Beaujolais:
a
torrent of pollutions
Abstract:
Rivers in Beaujolais vintage are heavily polluted by leakages from vineyard
pesticides, including the from now forbidden arsenic. Sulphur, domestic
sewages and washing of harvest and storage devices are other pollution
streams. Efforts are made by corporate bodies in Beaujolais and other
french vintages but for the time being they are not equal to the situation.
Dans le Beaujolais, on produit plus d'eau polluée que de vin:
l'Ardières, l'Azergues, la Vauxonne, la Mauvaise, le Maverand,
le Nizerand, ces rivières qui traversent les vignobles sont sinistrées
par les pesticides.
Diuron, aminotriazole, atrazine, terbuthylazine, glyphosate, norflurazon,
oxadixyl, un cocktail d'herbicides et de fongicides utilisés
en viticulture y est présent. Ils sont transportés vers
les eaux de surface par le ruissellement des eaux de pluie sur les vignobles
en coteaux.
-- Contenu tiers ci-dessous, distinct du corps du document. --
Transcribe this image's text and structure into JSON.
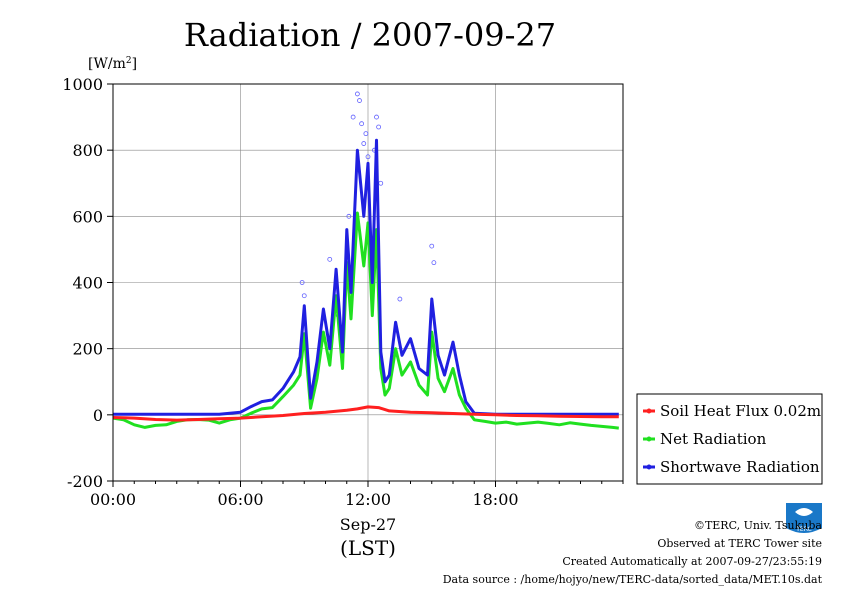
{
  "chart_data": {
    "type": "line",
    "title": "Radiation / 2007-09-27",
    "ylabel": "[W/m",
    "ylabel_sup": "2",
    "ylabel_close": "]",
    "xlabel_date": "Sep-27",
    "xlabel": "(LST)",
    "xlim": [
      0,
      24
    ],
    "ylim": [
      -200,
      1000
    ],
    "x_ticks": [
      0,
      6,
      12,
      18
    ],
    "x_tick_labels": [
      "00:00",
      "06:00",
      "12:00",
      "18:00"
    ],
    "y_ticks": [
      -200,
      0,
      200,
      400,
      600,
      800,
      1000
    ],
    "y_tick_labels": [
      "-200",
      "0",
      "200",
      "400",
      "600",
      "800",
      "1000"
    ],
    "grid": true,
    "legend_position": "right",
    "series": [
      {
        "name": "Soil Heat Flux 0.02m",
        "color": "#ff2020",
        "x": [
          0,
          1,
          2,
          3,
          4,
          5,
          6,
          7,
          8,
          9,
          10,
          11,
          11.5,
          12,
          12.5,
          13,
          14,
          15,
          16,
          17,
          18,
          19,
          20,
          21,
          22,
          23,
          23.8
        ],
        "y": [
          -8,
          -10,
          -14,
          -16,
          -14,
          -12,
          -10,
          -6,
          -2,
          4,
          8,
          14,
          18,
          24,
          22,
          12,
          8,
          6,
          4,
          2,
          0,
          -2,
          -3,
          -4,
          -5,
          -6,
          -6
        ]
      },
      {
        "name": "Net Radiation",
        "color": "#20e020",
        "x": [
          0,
          0.5,
          1,
          1.5,
          2,
          2.5,
          3,
          3.5,
          4,
          4.5,
          5,
          5.5,
          6,
          6.5,
          7,
          7.5,
          8,
          8.5,
          8.8,
          9,
          9.3,
          9.6,
          9.9,
          10.2,
          10.5,
          10.8,
          11,
          11.2,
          11.5,
          11.8,
          12,
          12.2,
          12.4,
          12.6,
          12.8,
          13,
          13.3,
          13.6,
          14,
          14.4,
          14.8,
          15,
          15.3,
          15.6,
          16,
          16.3,
          16.6,
          17,
          17.5,
          18,
          18.5,
          19,
          19.5,
          20,
          20.5,
          21,
          21.5,
          22,
          22.5,
          23,
          23.5,
          23.8
        ],
        "y": [
          -10,
          -15,
          -30,
          -38,
          -32,
          -30,
          -20,
          -15,
          -14,
          -16,
          -25,
          -15,
          -10,
          5,
          18,
          22,
          55,
          90,
          120,
          245,
          20,
          110,
          250,
          150,
          360,
          140,
          460,
          290,
          610,
          450,
          580,
          300,
          560,
          140,
          60,
          80,
          200,
          120,
          160,
          90,
          60,
          250,
          110,
          70,
          140,
          60,
          20,
          -15,
          -20,
          -25,
          -22,
          -28,
          -25,
          -22,
          -26,
          -30,
          -24,
          -28,
          -32,
          -35,
          -38,
          -40
        ]
      },
      {
        "name": "Shortwave Radiation",
        "color": "#2020e0",
        "x": [
          0,
          0.5,
          1,
          1.5,
          2,
          2.5,
          3,
          3.5,
          4,
          4.5,
          5,
          5.5,
          6,
          6.5,
          7,
          7.5,
          8,
          8.5,
          8.8,
          9,
          9.3,
          9.6,
          9.9,
          10.2,
          10.5,
          10.8,
          11,
          11.2,
          11.5,
          11.8,
          12,
          12.2,
          12.4,
          12.6,
          12.8,
          13,
          13.3,
          13.6,
          14,
          14.4,
          14.8,
          15,
          15.3,
          15.6,
          16,
          16.3,
          16.6,
          17,
          17.5,
          18,
          18.5,
          19,
          19.5,
          20,
          20.5,
          21,
          21.5,
          22,
          22.5,
          23,
          23.5,
          23.8
        ],
        "y": [
          2,
          2,
          2,
          2,
          2,
          2,
          2,
          2,
          2,
          2,
          2,
          5,
          8,
          25,
          40,
          45,
          80,
          130,
          175,
          330,
          50,
          160,
          320,
          200,
          440,
          190,
          560,
          370,
          800,
          600,
          760,
          400,
          830,
          190,
          100,
          120,
          280,
          180,
          230,
          140,
          120,
          350,
          180,
          120,
          220,
          120,
          40,
          5,
          3,
          2,
          2,
          2,
          2,
          2,
          2,
          2,
          2,
          2,
          2,
          2,
          2,
          2
        ]
      }
    ],
    "scatter_points": {
      "color": "#6060ff",
      "x": [
        8.9,
        9.0,
        10.2,
        10.6,
        11.1,
        11.3,
        11.5,
        11.6,
        11.7,
        11.8,
        11.9,
        12.0,
        12.3,
        12.4,
        12.5,
        12.6,
        13.5,
        15.0,
        15.1
      ],
      "y": [
        400,
        360,
        470,
        300,
        600,
        900,
        970,
        950,
        880,
        820,
        850,
        780,
        800,
        900,
        870,
        700,
        350,
        510,
        460
      ]
    }
  },
  "footer": {
    "copyright": "©TERC, Univ. Tsukuba",
    "observed": "Observed at TERC Tower site",
    "created": "Created Automatically at 2007-09-27/23:55:19",
    "source": "Data source : /home/hojyo/new/TERC-data/sorted_data/MET.10s.dat"
  }
}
Quant à l'arsenic, autorisé comme fongicide
agricole sous forme d'arsénite de soude jusqu'au 8 novembre 2001,
et interdit à cette date avec effet immédiat pour raisons
sanitaires, sa concentration dans les sédiments de l'Azergues
atteignait 44mg/kg en février 2002, un chiffre supérieur
à la valeur de constat d'impact d'un sol pollué pour un
usage sensible. Les concentrations en pesticides mesurées à
Lucenay classent l'Azergues et la Saône parmi les rivières
ne pouvant plus satisfaire à la production d'eau potable, même
avec filtration, et où la diversité biologique est affectée
de manière importante. En aval de Villefranche, la Saône
est dans la même situation. BAYER S.A. stocke plus de 300 t d'arsénite
de soude retiré du marché dans son usine de Villefranche-sur-Saône.
Pendant la période des vendanges, la consommation d'eau et les
rejets d'eau usées des bourgs viticoles sont mutipliés
par 3 à 5. Les stations d'épuration collectives, sous-dimensionnées
pour ces apports soudains et massifs, n'assurent alors plus aucun traitement.
Le lavage des machines à vendanger, des caissettes, des pressoirs
et des cuves génère de l'eau chargée de matières
en suspension. Rejetées brutes dans les rivières, elles
favorisent la prolifération des micro-organismes qui consomment
l'oxygène de l'eau, et asphyxient les poissons. Toutefois les
épisodes de mortalité ont tendance à se raréfier,
car il y a de moins en moins de poissons dans les cours d'eau beaujolais.
De plus, la production des vins "nouveaux" ou "primeurs"
utilise le soufre comme accélérateur de fermentation,
qui est rejeté sous forme de dioxyde de soufre. Combiné
avec l'oxygène, il se dissout dans l'eau pour former de l'acide
sulfurique.
Des prêts sont accordés par l'Agence de l'Eau Rhône-Méditerranée-Corse,
les conseils régionaux Bourgogne et Rhône-Alpes, les départements
de Saône-et-Loire et du Rhône, afin d'inciter les viticulteurs
de Beaujolais à réduire leurs flux de rejets organiques.
Des dispositifs de lagunage sont en cours d'installation chez des grands
producteurs. Leur coût revient à moins d'1 centime par
bouteille. Dans le Rhône, un programme de prévention des
pollutions par les pesticides est engagé. Mais ces mesures récentes
touchent peu les producteurs de petits cuvages, qui assurent près
de 50% de la production. Des efforts supplémentaires doivent
être engagés pour que la profession viti-vinicole, dans
le Beaujolais comme dans toutes les régions de production, maîtrise
sa consommation d'eau, de pesticides, et ses impacts sur l'environnement.